Latvian photobook: In our country
FK is starting a new column with the aim of introducing readers to the most interesting photography books published in Latvia in the previous century – from auteur books of photographers to publications from other disciplines, for example, books on nature and architecture in which photography has played a crucial role.
We are launching the column with Žanis Legzdiņš’ photography album Pie mums (In our country), which was issued in 1963 by the publishing house of Latvian newspapers and magazines in 10 000 copies. Žanis Legzdiņš (1915–1991) was a long-term photography reporter at Zvaigzne (Star) magazine, which was the first illustrated lifestyle magazine in post-war Latvia, launched in 1950. The works of Legzdiņš were published in various newspapers. He was awarded the title of Honoured Cultural Worker, an especially prestigious award in the Soviet Union. He was at the centre of a newsreel story, and many of his exhibitions were organised. It could be said that Legzdiņš was one of the most popular photojournalists in Soviet Latvia.
The 248 page book holds more than 200 photographs from the early 1960s, mostly made for work purposes – photographing various events, urban and rural landscapes, portraits, life in the collective farms, hospitals and factories. At times, there are more poetic photographs with nature and close-ups of flowers. The textual parts of the book – an essay and the captions – are in three languages (Latvian, Russian and English). The captions in foreign languages are printed in a supplement. A couple of poems can also be found among the images. This strategy can be regarded as a pioneering effort for a practice very much favoured among Latvian photographers in the upcoming decades, namely, to accompany or to replace descriptions and captions with lines of poetry – it was thought that poetry renders a more spiritual and figurative dimension. The book also has a dust jacket, which has been preserved in very few copies nowadays. Under the dust jacket there is a cover made of grey canvas, featuring a blind stamp of the contour of Latvia surrounded by sunbeams. A similar motif was used in another photo album issued a few years earlier, titled Dzintarzeme Latvija (The Land of Amber Latvia; 1960), although in this book the sun was not merged with Latvia, but instead positioned shining on it from above.

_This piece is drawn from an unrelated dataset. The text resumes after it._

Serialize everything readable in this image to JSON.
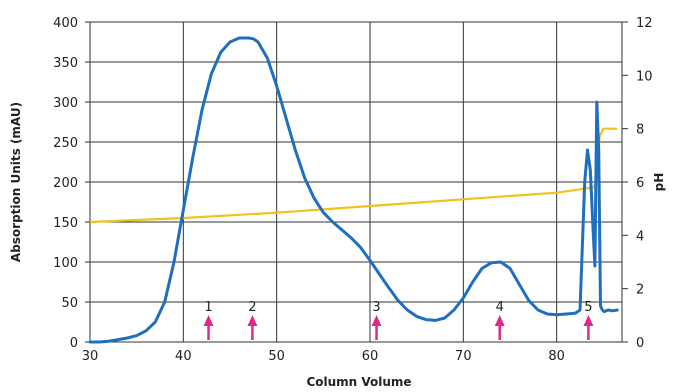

It is interesting that the introductory words are written by the author himself, which is a very rare practice even nowadays. In the essay, the author provides arguments for publishing the book, which, on the one hand, is full of pathos as a tribute to the ideology offering the photographs as proof of the successful construction of the Soviet regime in Latvia (starting from national economy and ending with culture). However, on the other hand, the text reveals the versatility of the photojournalist at the time, as well as his interest in the everyday of the “common man”. After all, as the author states, “my intention was to put our contemporaries in their creative work, quests and leisure time at the centre of the book”. This particular interest in the common man on the street, at the factory or office, or in his leisure time allows us to view this book as a profound document of its time rather than a product of Soviet propaganda.